Baekhyun yavaşça başını salladı ve sabah nöbeti için mahkumları gezmeye başladı.
Chanyeol'un olduğu bölüme geldiğinde derin bir nefes aldı. Onun hala uyuduğunu gördüğünde sinirle parmaklıkların önüne gitti.
"Mahkum, uyan! Seni oraya keyif çat diye mi koyduk?"

Chanyeol gözlerini ovuşturarak yataktan kalktı ve ona gülümsedi.
"Günaydın Baek."

Baekhyun dilini ısırdı. Chanyeol hala onun yüzüne gülüyordu... Hala...
"Bana komiser dışında bir şey dersen elektriği yersin."

"İyi misin sen?" Chanyeol bir şeylerin ters gittiğini fark etmişti.

"Bitti." Baekhyun etrafta kimsenin olmadığını fark ettiğinde parmaklıklara biraz daha yaklaştı.

"Ne bitti?"

"Her şey bitti. Atılacağım. Ve sen... Bir şeyler olduğunu düşünmüştüm Chanyeol! Sevmediğini biliyordum ama en azından bir şeyleri paylaştığımızı düşünmüştüm!"

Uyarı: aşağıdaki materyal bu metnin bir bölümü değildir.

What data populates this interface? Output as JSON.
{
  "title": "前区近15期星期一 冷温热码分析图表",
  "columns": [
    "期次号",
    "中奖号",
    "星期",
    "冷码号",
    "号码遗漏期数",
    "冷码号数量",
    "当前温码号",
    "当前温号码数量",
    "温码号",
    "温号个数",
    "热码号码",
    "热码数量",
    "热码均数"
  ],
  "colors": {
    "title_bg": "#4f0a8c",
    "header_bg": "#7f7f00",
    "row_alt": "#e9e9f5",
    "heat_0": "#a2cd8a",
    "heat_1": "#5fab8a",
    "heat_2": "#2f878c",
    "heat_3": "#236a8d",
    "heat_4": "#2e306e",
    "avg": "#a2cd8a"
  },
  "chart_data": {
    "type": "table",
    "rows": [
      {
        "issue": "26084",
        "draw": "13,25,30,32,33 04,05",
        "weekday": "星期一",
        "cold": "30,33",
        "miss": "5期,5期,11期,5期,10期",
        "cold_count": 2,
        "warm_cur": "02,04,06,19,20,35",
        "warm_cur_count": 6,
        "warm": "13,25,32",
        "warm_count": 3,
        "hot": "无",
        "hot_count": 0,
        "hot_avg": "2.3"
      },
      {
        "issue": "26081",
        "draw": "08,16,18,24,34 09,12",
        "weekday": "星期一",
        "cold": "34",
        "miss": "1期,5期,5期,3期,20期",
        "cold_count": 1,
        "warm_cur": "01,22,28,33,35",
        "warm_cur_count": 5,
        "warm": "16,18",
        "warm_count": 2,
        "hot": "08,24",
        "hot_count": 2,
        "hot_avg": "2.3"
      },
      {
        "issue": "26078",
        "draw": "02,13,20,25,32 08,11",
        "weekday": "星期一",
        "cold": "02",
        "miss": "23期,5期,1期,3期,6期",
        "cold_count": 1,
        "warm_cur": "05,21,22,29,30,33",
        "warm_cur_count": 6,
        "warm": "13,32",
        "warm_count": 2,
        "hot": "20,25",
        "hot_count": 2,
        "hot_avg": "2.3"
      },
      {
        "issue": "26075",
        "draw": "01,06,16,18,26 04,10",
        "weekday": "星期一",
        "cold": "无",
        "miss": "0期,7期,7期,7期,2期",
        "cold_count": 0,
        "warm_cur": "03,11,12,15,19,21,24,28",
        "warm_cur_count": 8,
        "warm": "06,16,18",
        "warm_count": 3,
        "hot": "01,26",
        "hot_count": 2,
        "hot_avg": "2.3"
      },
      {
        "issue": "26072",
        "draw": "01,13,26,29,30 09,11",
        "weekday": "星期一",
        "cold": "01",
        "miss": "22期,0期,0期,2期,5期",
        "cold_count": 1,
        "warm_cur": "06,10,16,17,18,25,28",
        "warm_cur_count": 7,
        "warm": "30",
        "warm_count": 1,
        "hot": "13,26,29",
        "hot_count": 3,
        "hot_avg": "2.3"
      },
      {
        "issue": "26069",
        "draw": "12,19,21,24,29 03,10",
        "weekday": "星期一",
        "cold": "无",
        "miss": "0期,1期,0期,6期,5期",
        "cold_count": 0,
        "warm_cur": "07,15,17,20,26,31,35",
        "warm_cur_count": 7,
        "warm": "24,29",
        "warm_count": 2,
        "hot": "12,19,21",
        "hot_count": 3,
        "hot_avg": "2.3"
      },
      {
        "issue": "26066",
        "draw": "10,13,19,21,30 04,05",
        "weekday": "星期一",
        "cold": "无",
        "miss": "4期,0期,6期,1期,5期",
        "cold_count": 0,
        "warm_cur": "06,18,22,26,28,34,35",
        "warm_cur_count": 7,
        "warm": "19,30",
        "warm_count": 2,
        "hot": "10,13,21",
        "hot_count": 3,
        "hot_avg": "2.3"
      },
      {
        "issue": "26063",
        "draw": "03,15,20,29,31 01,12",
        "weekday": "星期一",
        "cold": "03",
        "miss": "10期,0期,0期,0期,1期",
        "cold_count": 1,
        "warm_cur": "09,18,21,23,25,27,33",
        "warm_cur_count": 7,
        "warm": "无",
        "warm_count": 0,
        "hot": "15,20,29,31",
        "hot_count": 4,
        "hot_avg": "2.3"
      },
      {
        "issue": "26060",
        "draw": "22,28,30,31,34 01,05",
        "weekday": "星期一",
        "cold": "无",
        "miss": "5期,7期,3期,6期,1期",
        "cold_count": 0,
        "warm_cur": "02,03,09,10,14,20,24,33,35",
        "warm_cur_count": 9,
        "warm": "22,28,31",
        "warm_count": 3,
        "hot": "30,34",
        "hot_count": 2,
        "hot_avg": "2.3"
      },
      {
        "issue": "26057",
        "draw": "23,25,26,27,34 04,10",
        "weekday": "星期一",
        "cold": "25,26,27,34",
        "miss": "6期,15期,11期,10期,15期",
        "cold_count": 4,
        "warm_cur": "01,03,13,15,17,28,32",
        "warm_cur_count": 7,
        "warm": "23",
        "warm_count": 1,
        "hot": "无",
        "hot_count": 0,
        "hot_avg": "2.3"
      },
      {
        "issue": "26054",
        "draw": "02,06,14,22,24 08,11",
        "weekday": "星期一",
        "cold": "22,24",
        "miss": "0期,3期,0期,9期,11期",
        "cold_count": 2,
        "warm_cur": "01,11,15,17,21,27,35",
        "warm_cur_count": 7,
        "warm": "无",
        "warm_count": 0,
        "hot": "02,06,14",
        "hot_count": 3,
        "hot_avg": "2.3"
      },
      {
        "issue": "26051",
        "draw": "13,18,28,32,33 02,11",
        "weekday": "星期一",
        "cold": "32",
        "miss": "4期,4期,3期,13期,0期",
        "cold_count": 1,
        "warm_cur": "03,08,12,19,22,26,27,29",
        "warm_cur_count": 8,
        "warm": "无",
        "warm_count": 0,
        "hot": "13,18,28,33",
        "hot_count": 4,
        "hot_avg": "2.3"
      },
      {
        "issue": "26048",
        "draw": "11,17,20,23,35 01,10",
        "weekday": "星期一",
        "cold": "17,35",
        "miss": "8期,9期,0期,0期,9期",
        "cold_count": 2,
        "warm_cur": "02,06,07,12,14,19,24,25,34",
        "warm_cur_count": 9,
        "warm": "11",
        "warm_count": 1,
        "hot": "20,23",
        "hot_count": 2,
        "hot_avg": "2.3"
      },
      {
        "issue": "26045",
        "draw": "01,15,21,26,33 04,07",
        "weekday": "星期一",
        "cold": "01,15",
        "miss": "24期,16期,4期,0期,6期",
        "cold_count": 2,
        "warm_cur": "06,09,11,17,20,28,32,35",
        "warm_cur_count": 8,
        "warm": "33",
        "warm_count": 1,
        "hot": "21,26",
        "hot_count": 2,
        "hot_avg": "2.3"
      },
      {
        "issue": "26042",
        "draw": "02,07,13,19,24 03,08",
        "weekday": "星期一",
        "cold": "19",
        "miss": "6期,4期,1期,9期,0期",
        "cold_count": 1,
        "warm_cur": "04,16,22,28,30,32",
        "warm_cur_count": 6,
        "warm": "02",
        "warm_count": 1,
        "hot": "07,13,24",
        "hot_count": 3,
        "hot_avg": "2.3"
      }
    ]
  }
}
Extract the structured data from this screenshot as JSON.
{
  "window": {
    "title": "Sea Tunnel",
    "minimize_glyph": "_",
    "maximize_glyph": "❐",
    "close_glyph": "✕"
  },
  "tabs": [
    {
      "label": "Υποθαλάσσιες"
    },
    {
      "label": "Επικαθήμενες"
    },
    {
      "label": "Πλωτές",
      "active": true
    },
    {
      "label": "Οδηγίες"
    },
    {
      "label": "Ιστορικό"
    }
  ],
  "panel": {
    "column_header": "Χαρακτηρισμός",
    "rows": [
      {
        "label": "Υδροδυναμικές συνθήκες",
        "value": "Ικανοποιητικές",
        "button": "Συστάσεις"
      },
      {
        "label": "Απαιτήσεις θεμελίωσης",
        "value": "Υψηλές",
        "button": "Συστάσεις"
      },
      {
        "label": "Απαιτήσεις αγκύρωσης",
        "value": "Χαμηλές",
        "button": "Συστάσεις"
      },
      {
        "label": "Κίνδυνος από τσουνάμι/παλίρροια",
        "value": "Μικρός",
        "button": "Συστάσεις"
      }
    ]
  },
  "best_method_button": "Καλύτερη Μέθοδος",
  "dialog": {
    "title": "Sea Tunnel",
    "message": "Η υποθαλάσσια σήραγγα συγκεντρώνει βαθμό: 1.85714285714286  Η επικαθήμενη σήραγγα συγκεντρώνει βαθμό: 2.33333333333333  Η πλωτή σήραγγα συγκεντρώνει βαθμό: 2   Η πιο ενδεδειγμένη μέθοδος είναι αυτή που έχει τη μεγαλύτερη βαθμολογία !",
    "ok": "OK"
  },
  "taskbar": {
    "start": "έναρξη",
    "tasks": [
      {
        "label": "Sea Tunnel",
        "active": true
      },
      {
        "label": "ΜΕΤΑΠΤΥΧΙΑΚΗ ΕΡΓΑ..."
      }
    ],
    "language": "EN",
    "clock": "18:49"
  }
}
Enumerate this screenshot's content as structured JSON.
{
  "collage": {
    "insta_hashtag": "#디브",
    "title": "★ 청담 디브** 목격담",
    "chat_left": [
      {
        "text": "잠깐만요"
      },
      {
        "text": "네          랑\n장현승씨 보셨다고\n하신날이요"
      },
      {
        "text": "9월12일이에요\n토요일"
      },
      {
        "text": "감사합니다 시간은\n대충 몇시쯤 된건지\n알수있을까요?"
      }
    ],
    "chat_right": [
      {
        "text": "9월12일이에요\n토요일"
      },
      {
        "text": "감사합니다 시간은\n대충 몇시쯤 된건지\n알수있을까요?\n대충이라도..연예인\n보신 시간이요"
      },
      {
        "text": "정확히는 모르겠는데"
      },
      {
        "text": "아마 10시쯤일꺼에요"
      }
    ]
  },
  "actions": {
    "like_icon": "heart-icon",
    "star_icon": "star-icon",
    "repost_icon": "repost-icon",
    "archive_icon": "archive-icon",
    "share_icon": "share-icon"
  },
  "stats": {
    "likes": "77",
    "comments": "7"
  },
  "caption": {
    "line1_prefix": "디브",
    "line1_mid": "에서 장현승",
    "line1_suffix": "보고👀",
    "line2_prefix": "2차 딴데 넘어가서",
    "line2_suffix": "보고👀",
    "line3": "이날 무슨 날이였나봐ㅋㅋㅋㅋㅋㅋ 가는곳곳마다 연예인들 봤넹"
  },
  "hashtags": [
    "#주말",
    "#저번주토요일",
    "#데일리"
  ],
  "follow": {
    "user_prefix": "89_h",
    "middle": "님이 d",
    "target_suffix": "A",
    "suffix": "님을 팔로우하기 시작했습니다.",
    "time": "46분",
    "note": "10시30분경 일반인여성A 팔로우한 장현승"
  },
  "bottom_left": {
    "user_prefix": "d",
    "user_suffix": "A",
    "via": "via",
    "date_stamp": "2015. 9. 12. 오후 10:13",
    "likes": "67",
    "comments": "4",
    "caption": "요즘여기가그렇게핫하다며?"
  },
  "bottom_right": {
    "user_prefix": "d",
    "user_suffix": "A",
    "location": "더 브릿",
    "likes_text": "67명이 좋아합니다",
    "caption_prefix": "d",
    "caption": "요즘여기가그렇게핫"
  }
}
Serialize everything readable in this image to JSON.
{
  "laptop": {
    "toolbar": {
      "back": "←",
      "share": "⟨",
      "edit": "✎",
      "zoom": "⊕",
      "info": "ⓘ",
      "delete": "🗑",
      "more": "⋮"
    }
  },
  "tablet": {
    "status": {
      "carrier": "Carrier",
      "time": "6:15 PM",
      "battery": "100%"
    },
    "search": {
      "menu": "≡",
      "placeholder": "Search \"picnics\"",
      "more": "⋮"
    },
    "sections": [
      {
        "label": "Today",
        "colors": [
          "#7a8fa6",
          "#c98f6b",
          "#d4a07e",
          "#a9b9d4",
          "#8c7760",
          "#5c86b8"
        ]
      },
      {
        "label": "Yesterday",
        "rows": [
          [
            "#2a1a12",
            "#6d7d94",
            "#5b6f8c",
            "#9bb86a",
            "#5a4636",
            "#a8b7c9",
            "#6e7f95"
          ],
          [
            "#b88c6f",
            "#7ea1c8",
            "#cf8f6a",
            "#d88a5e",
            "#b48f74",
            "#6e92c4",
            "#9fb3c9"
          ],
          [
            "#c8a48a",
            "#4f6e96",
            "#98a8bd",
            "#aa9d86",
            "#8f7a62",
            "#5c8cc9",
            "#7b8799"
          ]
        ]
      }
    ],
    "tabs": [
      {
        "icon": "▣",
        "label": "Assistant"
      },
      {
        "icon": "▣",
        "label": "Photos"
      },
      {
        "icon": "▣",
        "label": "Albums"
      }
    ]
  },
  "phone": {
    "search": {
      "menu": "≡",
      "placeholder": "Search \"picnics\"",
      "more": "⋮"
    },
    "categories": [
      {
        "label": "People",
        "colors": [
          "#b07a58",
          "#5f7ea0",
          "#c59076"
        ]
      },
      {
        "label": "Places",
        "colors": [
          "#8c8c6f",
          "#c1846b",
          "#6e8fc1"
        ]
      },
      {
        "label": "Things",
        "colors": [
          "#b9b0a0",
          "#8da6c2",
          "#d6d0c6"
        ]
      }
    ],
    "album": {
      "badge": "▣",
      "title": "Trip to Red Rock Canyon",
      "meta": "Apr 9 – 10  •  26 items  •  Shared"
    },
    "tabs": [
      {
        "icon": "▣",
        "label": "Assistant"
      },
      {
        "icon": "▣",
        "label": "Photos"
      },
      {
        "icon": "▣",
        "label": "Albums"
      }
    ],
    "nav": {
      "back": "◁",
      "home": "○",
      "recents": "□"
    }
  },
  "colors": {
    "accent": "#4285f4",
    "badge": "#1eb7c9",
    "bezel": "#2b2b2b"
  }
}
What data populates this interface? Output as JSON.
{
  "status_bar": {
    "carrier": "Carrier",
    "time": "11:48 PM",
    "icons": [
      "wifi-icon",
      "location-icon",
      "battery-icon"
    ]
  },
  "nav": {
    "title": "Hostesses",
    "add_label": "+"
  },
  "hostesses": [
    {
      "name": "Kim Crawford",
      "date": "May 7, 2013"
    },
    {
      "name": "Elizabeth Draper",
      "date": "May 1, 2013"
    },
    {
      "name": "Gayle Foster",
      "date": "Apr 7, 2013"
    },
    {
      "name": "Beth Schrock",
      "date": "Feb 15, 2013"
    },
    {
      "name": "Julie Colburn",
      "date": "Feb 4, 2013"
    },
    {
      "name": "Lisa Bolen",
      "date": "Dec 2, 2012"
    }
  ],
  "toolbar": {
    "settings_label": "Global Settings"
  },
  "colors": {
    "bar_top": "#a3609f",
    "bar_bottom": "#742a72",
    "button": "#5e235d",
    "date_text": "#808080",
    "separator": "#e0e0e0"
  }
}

Chanyeol kaşlarını çatarak parmaklıklara yaslandı.
"Neler oluyor Baekhyun?"

"Sehun bizi dün gördü. Kameraya çekti..."

"Ne?!"

"Ve ben... İzledim..."

Chanyeol ne dediğini fark ettiğinde panikle kafasını salladı.
"Baekhyun, ne gördüğünü bilmiyorum ama-"

"Hiç bu kadar dağılmamıştım... Hiç kendimden bu kadar iğrenmemiştim. Beni başından beri kullanıyordun, değil mi?"

Chanyeol cevap vermedi. Koridordan birkaç görevli geçtiğinde Baekhyun biraz uzaklaştı ve gittiklerinde tekrar Chanyeol'a yaklaştı.
"Birini hiç bu kadar sevmemiştim..."

Chanyeol dudağını ısırıp yere bakmaya başladığında Baekhyun'un parmaklıklara yumruk atmasıyla irkildi.
"Ama aynı zamanda, kimseden bu kadar nefret de etmemiştim! Hayatımı mahvettin, Park Chanyeol!"

"Baekhyun, beni dinle-"

"Umarım burdan atıldığımda... Bir daha asla seni görmem."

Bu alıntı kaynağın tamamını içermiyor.